UI professor helps complete coastline study of Louisiana

BOISE – New Orleans wouldn’t be a major coastal port today if nature had its way with the Mississippi River, according to a University of Idaho professor who worked on a four-year National Academies of Sciences research project on the Louisiana coastline that was published last week.
But those same “well-intentioned” efforts that have preserved the shipping port have disrupted a natural sedimentation process that for centuries kept building up the coastline, as other factors wore it down. Now, the area is sinking, the sea level is rising, and coastal communities are increasingly vulnerable to storm damage – like the havoc wrought by hurricanes Rita and Katrina.
“They’ve been saying these things for years and years, but it hasn’t translated into policy,” said Peter Goodwin, director of the Center for Ecohydraulics Research at UI’s Idaho Water Center in Boise.

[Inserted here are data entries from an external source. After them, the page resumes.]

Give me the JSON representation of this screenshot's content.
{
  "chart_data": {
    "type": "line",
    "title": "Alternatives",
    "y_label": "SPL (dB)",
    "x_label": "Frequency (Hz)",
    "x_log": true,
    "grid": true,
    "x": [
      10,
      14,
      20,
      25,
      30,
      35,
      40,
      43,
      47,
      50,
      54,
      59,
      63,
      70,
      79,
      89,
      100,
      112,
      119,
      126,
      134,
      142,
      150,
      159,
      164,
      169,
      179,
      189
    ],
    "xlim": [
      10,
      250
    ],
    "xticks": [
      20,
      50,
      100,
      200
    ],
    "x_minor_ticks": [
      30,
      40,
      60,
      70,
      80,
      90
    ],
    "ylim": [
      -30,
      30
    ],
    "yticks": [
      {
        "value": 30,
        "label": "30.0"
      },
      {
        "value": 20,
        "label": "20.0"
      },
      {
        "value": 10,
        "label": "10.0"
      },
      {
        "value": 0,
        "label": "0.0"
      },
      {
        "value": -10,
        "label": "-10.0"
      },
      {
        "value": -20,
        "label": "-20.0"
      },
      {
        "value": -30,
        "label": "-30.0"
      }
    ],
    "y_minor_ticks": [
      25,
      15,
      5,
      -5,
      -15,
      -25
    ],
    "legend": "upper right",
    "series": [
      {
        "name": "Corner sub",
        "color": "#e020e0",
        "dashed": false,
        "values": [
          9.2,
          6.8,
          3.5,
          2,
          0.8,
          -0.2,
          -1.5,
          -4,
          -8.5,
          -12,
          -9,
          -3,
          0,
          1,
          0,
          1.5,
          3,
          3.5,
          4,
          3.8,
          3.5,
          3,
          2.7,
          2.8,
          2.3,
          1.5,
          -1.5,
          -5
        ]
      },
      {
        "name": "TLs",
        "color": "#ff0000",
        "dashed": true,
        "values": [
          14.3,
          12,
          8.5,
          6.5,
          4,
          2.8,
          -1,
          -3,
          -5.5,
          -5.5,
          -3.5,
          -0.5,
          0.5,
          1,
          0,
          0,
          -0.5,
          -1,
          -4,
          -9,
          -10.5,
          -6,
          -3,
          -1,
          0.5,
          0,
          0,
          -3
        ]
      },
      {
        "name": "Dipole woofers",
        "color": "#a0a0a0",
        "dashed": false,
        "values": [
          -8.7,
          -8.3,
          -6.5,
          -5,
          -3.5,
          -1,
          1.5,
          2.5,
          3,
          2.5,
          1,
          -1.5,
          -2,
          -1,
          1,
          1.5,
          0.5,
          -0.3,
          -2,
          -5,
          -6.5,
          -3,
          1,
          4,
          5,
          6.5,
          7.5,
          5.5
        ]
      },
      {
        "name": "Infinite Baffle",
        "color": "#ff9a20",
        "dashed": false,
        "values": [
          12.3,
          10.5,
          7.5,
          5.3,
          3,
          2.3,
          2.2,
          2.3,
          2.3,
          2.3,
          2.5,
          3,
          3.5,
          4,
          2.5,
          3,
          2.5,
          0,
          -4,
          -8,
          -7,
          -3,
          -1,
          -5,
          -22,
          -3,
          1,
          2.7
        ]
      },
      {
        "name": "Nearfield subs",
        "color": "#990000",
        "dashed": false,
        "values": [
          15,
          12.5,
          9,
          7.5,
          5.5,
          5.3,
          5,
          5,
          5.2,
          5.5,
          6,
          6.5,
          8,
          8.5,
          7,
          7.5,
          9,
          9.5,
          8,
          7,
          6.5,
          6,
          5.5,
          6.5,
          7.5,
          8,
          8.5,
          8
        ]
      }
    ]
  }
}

The hurricanes hit right as a dozen scientists from across the country were wrapping up the four-year study, entitled, “Drawing Louisiana’s New Map: Addressing Land Loss in Coastal Louisiana.” Goodwin watched CNN in horror from Seoul, Korea, where he was attending the every-other-year convention of the International Association for Hydraulic Research. “It was very, very, very scary,” he said. “As Katrina lined up, anyone who studied down there – you just look at that and you think, ‘This is the worst-case scenario about to unfold.’ “
The scientists’ final report states, “The report is provided at this difficult time in the hope that its advice on restoring and protecting coastal Louisiana can be considered as part of the nation’s strategy to rebuild the Gulf Coast and reduce the likelihood of future tragedies associated with hurricanes in the region.”

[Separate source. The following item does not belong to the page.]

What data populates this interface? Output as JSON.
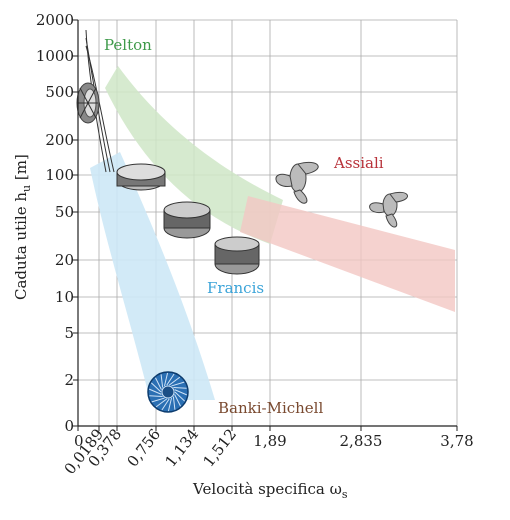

If left to nature, the Mississippi would jump to a new channel “every few thousand years,” Goodwin said, but channelization, levies and other big structures now prevent that. Plus, dams upstream block some natural sediment from flowing down the river. The sediment that’s left runs down the channel and into the deep water off the coastal shelf – where it’s essentially wasted, rather than restoring and building back up the coastline.

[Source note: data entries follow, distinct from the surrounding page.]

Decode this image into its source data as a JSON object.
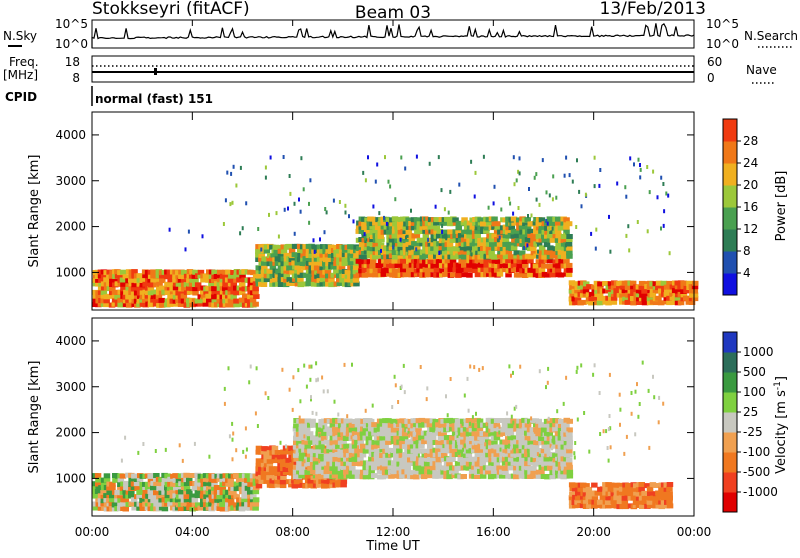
{
  "header": {
    "station": "Stokkseyri (fitACF)",
    "beam": "Beam 03",
    "date": "13/Feb/2013"
  },
  "strips": {
    "nsky_label": "N.Sky",
    "nsky_ticks": [
      "10^5",
      "10^0"
    ],
    "nsearch_label": "N.Search",
    "nsearch_ticks": [
      "10^5",
      "10^0"
    ],
    "freq_label": "Freq.",
    "freq_unit": "[MHz]",
    "freq_ticks": [
      "18",
      "8"
    ],
    "nave_label": "Nave",
    "nave_ticks": [
      "60",
      "0"
    ],
    "cpid_label": "CPID",
    "cpid_value": "normal (fast) 151"
  },
  "x_axis": {
    "label": "Time UT",
    "ticks": [
      "00:00",
      "04:00",
      "08:00",
      "12:00",
      "16:00",
      "20:00",
      "00:00"
    ]
  },
  "colors": {
    "power": [
      "#1010e0",
      "#2050b0",
      "#2e7d55",
      "#4aa050",
      "#9cc83a",
      "#f0b020",
      "#f07818",
      "#f03a10",
      "#e00000"
    ],
    "velocity": [
      "#2038c0",
      "#2c6e5a",
      "#3a9a40",
      "#7fd040",
      "#c8c8c0",
      "#f0a050",
      "#f07820",
      "#f04020",
      "#e00000"
    ]
  },
  "chart_data": [
    {
      "type": "heatmap",
      "title": "Power",
      "ylabel": "Slant Range [km]",
      "xlabel": "",
      "x_range_hours": [
        0,
        24
      ],
      "ylim": [
        180,
        4500
      ],
      "yticks": [
        1000,
        2000,
        3000,
        4000
      ],
      "colorbar": {
        "label": "Power [dB]",
        "ticks": [
          "28",
          "24",
          "20",
          "16",
          "12",
          "8",
          "4"
        ],
        "range": [
          0,
          32
        ]
      },
      "bands": [
        {
          "t_start": 0,
          "t_end": 6.5,
          "range_min": 250,
          "range_max": 1050,
          "level": "high"
        },
        {
          "t_start": 6.5,
          "t_end": 10.5,
          "range_min": 700,
          "range_max": 1600,
          "level": "medium"
        },
        {
          "t_start": 10.5,
          "t_end": 19,
          "range_min": 900,
          "range_max": 1300,
          "level": "very high"
        },
        {
          "t_start": 10.5,
          "t_end": 19,
          "range_min": 1300,
          "range_max": 2200,
          "level": "medium"
        },
        {
          "t_start": 19,
          "t_end": 24,
          "range_min": 300,
          "range_max": 800,
          "level": "high"
        }
      ]
    },
    {
      "type": "heatmap",
      "title": "Velocity",
      "ylabel": "Slant Range [km]",
      "xlabel": "Time UT",
      "x_range_hours": [
        0,
        24
      ],
      "ylim": [
        180,
        4500
      ],
      "yticks": [
        1000,
        2000,
        3000,
        4000
      ],
      "colorbar": {
        "label": "Velocity [m s-1]",
        "ticks": [
          "1000",
          "500",
          "100",
          "25",
          "-25",
          "-100",
          "-500",
          "-1000"
        ],
        "range": [
          -1000,
          1000
        ]
      },
      "bands": [
        {
          "t_start": 0,
          "t_end": 6.5,
          "range_min": 300,
          "range_max": 1100,
          "level": "mixed"
        },
        {
          "t_start": 6.5,
          "t_end": 10,
          "range_min": 800,
          "range_max": 1700,
          "level": "-100"
        },
        {
          "t_start": 8,
          "t_end": 19,
          "range_min": 1000,
          "range_max": 2300,
          "level": "0"
        },
        {
          "t_start": 19,
          "t_end": 23,
          "range_min": 350,
          "range_max": 900,
          "level": "-100"
        }
      ]
    }
  ]
}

At the same time, pumping of oil and gas from under the delta and increases in sea level have contributed to continuing erosion of the coast. Though it’s not as bad as it was a few years back – Louisiana lost 39 square miles a year from 1956 to 1978 – the area is still losing 10 square miles of coastline a year. Hurricane Katrina alone wiped out 100 square miles.
Goodwin, an expert on how sediment moves in deltas, marshes and river systems, said the destructive hurricane may be what finally brings the needed attention to coastline restoration. “Although Katrina was a big tragedy, one of the things this will allow is a comprehensive model of the whole area,” he said.
That’s a major recommendation of the scientists’ report, which looked at existing restoration plans and the long-term outlook. They concluded that four of five multimillion-dollar projects that now are planned are scientifically sound, but don’t constitute the kind of big-picture approach that’s needed to address the huge coastline, which stretches over 30,000 square miles.
The fifth project, a $108 million shoring-up of the Mississippi River Gulf Outlet, a little-used artificial shipping channel that’s maintained as an alternate route, would bring little benefit and should be reconsidered, the report found – especially since the controversial outlet could soon be closed.
“It’s a straight shot to the Gulf,” Goodwin said, and some scientists believe it could actually worsen inland damage from storm surges. “That’s certainly one of the issues that’s been raised by people who would rather see the … outlet closed,” he said.
An example of the bigger solutions the report recommends is building a new, second channel for the Mississippi to the west – where the river would be flowing naturally – to allow sediment to be carried there and build up the coastline, while still keeping the current channel open for shipping.
The report also recommends a strategy of “managed retreat” – recognizing that not all the coastline can be saved, and identifying which parts make sense to save, and which to abandon.
“Tough decisions have to be made,” Goodwin said.